“You have a way to destroy these missiles without physical destruction? I think we are all confused, General.” Gotoh lowered the projection screen and tapped into the disk player. “This disk doesn’t have a soundtrack, gentlemen,” Gotoh said, stepping up to the screen with a pointer. A computer image of a cruise missile materialized on the screen. The missile grew until its nose cone filled the image and the weapon became transparent, revealing numerous components inside. “In the last four years we have perfected a new weapon that causes destruction without blowing anything up. We call this missile the Hiroshima. The warhead itself is called the Scorpion. The warhead components are separate chemicals and gases that are dispersed into a cloud and react in midair to form a polymer emulsion — a glue, if you will. This glue rains down on the land below and adheres to every surface. Mixed in with the glue is this substance shown in the blue container. These are fine filings of plutonium, one of the most poisonous substances on the planet. The glue liquid and plutonium form a matrix that contaminates the area below the activation of the warhead.
The effective zone of contamination varies with glue load, plutonium weight and missile altitude. We can dial in the area of contamination.
Once contaminated, the area below, while physically the same, must be abandoned. Any human life in the effective zone dies from radiation effects. Other personnel entering the scene will die. An on-scene commander would soon deduce the cause of deaths in the effective zone, and the area would be cordoned off. Decontamination is not possible. The glue is essentially permanent, it doesn’t wash off with water or chemicals. Nothing short of scraping every square millimeter with a chisel can clean up the area. If this weapon detonates over the Tamga bunker, the area will be condemned for many years and use of the weapons will be impossible.” The picture darkened and the screen retracted into the ceiling above. “We plan to deploy a Hiroshima missile with a Scorpion warhead such as this against the Tamga weapons depot.” Foreign Minister Yoshida shook his head. “So you plan to deploy a nuclear weapon against the Greater Manchurians because they have nuclear weapons?”
“No,
Minister Yoshida, that is not true. This warhead is not a nuclear weapon.”
“It causes widespread radioactive contamination, killing the targeted city with radiation poisoning. It is a nuclear weapon.”
“No. It is a plutonium poison weapon, and yes, it kills. But the target is not a city, it is a bunker. Anyone inside will be a professional soldier taking the risks that soldiers take. We estimate only two hundred casualties.”
“Our people died at Hiroshima and Nagasaki from radiation.
No Japanese weapon should exist that does this. General Gotoh.”
“Our people also died in the Pacific from bullets and bombs and fires.
Minister Yoshida. That has not stopped us from using and making bullets and bombs and incendiary devices. All this talk about the nuclear destruction in 1945 has to stop. That was three generations ago. It was war. That is what happens in a war. This scenario is very different. We are surgically removing a threat. There will be deaths, but no spectacular flaming mushroom cloud, no babies dying in their mother’s arms, no shadows of pedestrians carved into the walls of buildings, no walls of flame for thirty miles from ground zero. It will not be a pretty scene inside the effective zone, but for this operation the effective zone will be a few hundred meters in diameter.”
“A practical question. General,” Kurita said. “The weapons are stored inside a bunker. How will this glue matrix contaminate them under the cover of the bunker roof?”
“First, the entire complex will be contaminated. No one will be able to get close, even if the weapons themselves are uncontaminated.
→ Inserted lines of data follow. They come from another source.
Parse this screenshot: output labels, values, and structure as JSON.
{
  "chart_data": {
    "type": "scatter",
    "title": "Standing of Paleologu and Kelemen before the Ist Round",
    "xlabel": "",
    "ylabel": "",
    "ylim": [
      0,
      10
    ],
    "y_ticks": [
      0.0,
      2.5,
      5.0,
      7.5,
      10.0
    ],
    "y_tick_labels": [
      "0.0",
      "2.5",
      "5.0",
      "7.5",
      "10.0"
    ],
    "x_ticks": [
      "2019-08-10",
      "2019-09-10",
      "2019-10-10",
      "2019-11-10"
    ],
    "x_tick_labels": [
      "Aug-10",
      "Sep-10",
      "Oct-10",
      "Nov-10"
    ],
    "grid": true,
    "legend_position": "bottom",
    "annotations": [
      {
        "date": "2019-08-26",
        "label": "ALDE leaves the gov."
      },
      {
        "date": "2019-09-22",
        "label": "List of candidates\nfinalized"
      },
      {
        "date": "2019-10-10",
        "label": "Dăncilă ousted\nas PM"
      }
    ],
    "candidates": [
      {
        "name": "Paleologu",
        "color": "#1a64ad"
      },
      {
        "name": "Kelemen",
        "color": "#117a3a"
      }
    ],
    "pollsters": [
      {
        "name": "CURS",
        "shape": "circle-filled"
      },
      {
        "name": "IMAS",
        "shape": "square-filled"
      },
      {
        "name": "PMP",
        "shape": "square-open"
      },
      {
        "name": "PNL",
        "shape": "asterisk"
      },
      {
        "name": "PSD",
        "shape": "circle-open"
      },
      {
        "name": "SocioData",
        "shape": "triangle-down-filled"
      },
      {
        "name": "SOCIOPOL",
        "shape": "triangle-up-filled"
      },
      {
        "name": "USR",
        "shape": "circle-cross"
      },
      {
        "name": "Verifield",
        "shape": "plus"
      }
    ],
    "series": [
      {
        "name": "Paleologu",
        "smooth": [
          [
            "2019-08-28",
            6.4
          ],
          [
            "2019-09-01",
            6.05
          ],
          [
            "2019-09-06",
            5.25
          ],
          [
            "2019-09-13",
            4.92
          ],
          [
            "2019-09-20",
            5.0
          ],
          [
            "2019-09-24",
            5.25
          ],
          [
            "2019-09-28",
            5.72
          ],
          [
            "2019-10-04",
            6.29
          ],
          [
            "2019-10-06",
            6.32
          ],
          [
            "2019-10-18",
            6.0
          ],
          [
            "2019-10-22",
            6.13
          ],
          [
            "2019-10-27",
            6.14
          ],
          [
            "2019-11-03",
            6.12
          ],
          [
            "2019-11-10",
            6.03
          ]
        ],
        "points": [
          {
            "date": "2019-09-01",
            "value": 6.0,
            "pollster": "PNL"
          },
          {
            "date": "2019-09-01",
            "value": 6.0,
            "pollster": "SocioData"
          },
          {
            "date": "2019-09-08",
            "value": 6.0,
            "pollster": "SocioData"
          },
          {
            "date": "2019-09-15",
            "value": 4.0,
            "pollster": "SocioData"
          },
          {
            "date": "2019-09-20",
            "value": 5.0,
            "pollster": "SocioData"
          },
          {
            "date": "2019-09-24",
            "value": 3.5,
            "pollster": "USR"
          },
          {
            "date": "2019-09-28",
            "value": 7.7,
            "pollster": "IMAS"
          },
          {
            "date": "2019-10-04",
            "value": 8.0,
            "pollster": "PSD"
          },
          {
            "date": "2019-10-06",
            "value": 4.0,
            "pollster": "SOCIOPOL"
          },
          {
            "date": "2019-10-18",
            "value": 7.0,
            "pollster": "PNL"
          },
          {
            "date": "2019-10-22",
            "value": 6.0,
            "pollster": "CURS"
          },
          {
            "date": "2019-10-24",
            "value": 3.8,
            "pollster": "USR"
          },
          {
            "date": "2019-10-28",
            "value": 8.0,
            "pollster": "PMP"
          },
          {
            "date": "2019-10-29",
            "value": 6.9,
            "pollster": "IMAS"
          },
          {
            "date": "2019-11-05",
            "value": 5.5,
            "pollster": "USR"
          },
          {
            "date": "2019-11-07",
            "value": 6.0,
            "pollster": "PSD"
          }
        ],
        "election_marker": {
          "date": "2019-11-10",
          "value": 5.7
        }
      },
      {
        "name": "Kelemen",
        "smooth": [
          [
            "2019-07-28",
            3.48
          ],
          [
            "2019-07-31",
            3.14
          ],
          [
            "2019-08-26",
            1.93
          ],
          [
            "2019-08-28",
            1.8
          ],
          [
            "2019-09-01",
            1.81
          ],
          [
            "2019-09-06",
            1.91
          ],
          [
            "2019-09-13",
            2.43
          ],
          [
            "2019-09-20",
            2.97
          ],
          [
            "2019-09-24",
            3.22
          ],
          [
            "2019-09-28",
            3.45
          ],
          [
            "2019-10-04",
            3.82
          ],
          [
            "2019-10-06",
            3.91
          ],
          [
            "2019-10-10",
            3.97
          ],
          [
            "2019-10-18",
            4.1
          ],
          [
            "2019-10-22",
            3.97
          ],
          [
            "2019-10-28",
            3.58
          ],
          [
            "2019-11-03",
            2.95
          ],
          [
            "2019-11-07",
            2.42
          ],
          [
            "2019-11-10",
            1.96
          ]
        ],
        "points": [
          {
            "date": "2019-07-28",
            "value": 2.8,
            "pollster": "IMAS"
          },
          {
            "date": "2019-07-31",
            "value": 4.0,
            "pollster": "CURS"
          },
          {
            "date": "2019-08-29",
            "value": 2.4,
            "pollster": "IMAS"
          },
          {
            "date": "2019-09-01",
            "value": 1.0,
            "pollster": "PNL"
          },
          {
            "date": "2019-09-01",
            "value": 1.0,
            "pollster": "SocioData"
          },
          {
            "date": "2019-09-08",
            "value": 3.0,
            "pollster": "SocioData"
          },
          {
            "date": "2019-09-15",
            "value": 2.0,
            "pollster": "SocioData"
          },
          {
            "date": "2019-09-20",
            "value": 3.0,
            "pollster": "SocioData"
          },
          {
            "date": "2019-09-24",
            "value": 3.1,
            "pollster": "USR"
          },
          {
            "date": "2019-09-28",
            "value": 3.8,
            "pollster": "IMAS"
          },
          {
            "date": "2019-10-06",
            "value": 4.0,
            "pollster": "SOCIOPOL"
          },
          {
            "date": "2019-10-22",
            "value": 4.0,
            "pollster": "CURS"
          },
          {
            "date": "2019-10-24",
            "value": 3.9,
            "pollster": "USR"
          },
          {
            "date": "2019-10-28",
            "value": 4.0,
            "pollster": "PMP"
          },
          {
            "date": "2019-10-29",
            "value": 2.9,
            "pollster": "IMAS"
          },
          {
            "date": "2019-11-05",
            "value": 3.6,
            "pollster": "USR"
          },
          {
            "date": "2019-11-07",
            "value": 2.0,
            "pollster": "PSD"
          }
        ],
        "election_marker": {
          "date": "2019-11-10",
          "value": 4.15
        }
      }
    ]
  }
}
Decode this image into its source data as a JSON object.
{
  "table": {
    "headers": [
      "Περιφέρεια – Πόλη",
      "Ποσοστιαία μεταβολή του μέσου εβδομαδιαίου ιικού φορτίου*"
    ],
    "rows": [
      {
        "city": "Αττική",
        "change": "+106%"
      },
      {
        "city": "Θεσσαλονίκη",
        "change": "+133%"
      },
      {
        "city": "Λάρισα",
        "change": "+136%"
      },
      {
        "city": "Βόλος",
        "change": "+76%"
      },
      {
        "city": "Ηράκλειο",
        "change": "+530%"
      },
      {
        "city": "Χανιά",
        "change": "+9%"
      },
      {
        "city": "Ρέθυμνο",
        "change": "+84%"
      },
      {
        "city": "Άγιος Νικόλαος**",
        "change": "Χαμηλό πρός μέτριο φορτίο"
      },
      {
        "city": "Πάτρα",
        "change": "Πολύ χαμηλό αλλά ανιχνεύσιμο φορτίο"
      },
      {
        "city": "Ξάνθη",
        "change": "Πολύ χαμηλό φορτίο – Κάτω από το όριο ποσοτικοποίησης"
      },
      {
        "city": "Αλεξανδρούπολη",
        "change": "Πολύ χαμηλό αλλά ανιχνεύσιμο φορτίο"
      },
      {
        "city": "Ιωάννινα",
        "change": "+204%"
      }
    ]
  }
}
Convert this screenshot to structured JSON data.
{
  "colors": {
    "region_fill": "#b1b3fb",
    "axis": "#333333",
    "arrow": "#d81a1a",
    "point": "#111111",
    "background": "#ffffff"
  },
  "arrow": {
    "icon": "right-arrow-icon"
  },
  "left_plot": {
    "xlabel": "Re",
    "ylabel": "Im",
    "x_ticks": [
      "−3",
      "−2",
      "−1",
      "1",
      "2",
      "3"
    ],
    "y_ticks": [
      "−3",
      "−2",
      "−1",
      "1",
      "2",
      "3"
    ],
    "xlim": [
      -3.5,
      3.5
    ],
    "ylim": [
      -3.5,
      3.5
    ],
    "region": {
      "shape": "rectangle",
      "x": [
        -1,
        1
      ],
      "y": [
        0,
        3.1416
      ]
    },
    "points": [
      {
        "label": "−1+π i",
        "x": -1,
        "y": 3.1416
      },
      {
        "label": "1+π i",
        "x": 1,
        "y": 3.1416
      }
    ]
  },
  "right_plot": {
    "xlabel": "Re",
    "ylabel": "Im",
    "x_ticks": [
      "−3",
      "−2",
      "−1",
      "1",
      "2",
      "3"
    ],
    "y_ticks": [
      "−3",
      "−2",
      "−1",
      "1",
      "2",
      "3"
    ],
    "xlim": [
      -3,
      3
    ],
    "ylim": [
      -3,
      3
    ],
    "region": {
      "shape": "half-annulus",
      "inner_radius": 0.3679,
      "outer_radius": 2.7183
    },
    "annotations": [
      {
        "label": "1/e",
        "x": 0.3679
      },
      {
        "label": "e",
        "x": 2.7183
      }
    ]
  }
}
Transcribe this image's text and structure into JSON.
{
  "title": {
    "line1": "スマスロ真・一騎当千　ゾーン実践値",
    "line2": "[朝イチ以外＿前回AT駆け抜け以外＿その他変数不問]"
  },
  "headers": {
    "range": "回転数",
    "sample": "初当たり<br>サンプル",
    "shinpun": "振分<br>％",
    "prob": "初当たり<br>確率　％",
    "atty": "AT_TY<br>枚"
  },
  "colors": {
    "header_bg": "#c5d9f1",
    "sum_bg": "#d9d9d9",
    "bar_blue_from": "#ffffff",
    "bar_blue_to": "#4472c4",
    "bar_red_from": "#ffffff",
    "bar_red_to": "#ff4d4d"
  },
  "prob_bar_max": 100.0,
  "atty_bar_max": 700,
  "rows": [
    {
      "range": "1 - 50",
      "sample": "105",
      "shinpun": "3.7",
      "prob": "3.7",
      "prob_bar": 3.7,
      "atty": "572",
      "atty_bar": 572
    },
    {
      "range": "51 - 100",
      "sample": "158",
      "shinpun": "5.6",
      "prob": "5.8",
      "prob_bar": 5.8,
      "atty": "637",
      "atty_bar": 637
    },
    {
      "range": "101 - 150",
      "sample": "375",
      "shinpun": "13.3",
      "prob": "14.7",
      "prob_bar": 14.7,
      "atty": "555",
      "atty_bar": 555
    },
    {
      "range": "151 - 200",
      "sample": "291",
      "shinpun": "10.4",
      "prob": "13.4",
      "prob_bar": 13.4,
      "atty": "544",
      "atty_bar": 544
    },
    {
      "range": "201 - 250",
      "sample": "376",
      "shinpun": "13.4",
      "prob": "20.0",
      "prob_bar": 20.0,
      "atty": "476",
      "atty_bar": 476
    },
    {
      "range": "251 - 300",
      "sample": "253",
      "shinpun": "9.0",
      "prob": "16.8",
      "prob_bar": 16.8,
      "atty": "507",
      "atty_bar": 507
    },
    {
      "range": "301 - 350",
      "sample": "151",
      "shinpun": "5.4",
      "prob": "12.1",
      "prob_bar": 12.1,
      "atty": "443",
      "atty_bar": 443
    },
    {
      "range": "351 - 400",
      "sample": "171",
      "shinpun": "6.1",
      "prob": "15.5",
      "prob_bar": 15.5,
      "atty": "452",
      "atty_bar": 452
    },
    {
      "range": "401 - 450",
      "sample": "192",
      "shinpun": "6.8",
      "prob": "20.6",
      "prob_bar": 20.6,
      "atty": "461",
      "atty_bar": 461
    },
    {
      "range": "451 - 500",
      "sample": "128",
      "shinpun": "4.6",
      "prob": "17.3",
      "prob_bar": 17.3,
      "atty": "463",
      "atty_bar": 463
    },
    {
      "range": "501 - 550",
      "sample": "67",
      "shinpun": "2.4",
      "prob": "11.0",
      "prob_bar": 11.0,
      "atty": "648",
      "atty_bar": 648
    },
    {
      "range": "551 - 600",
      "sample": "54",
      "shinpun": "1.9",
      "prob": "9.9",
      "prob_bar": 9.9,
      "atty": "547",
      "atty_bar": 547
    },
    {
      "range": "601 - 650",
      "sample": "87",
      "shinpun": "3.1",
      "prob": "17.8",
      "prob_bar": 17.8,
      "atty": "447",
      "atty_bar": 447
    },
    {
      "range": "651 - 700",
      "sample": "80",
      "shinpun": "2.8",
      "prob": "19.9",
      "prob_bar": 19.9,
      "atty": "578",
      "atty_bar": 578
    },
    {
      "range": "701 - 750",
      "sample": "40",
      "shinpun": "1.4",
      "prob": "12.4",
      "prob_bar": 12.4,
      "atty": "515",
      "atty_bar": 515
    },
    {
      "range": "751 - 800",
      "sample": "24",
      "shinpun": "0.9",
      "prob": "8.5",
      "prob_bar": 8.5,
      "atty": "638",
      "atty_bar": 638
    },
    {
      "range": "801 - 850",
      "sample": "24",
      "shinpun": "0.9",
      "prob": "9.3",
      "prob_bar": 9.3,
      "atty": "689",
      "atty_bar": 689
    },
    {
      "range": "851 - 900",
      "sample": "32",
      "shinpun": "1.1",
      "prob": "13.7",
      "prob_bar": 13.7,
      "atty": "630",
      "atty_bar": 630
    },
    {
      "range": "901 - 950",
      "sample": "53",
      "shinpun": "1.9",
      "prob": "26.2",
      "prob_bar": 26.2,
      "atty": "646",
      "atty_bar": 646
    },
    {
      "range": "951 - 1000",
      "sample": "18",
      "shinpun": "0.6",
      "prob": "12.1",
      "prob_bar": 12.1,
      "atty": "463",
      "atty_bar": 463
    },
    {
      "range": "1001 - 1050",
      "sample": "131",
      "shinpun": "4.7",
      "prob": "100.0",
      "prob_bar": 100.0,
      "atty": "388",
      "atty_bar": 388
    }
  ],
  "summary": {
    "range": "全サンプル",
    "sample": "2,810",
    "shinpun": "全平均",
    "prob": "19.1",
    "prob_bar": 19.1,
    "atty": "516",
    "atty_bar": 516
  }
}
But the ventilation systems will spread enough of the glue and plutonium to contaminate the surfaces of the interior. We have done tests. The missiles will be rendered useless.” Gotoh went on to explain technical details of the weapon, comfortable now that he was discussing machines instead of morality. After he had spoken for another twenty minutes, uninterrupted by Yoshida, Kurita called for a break. The council members filed out to consider. When the members returned, the meeting began where it had left off. “So you believe an attack with these weapons is truly justified?” Yoshida asked Kurita directly. “It is not just I, Minister Yoshida,” Kurita replied to the foreign minister.
“The council members believe it to be justified. If I understand the thinking of the group, they feel that the Greater Manchurian weapons are sufficiently offensive that their mere existence in an operational status, and within the unstable rogue government of this state, merit the contemplation of a military strike to make the missiles ineffective.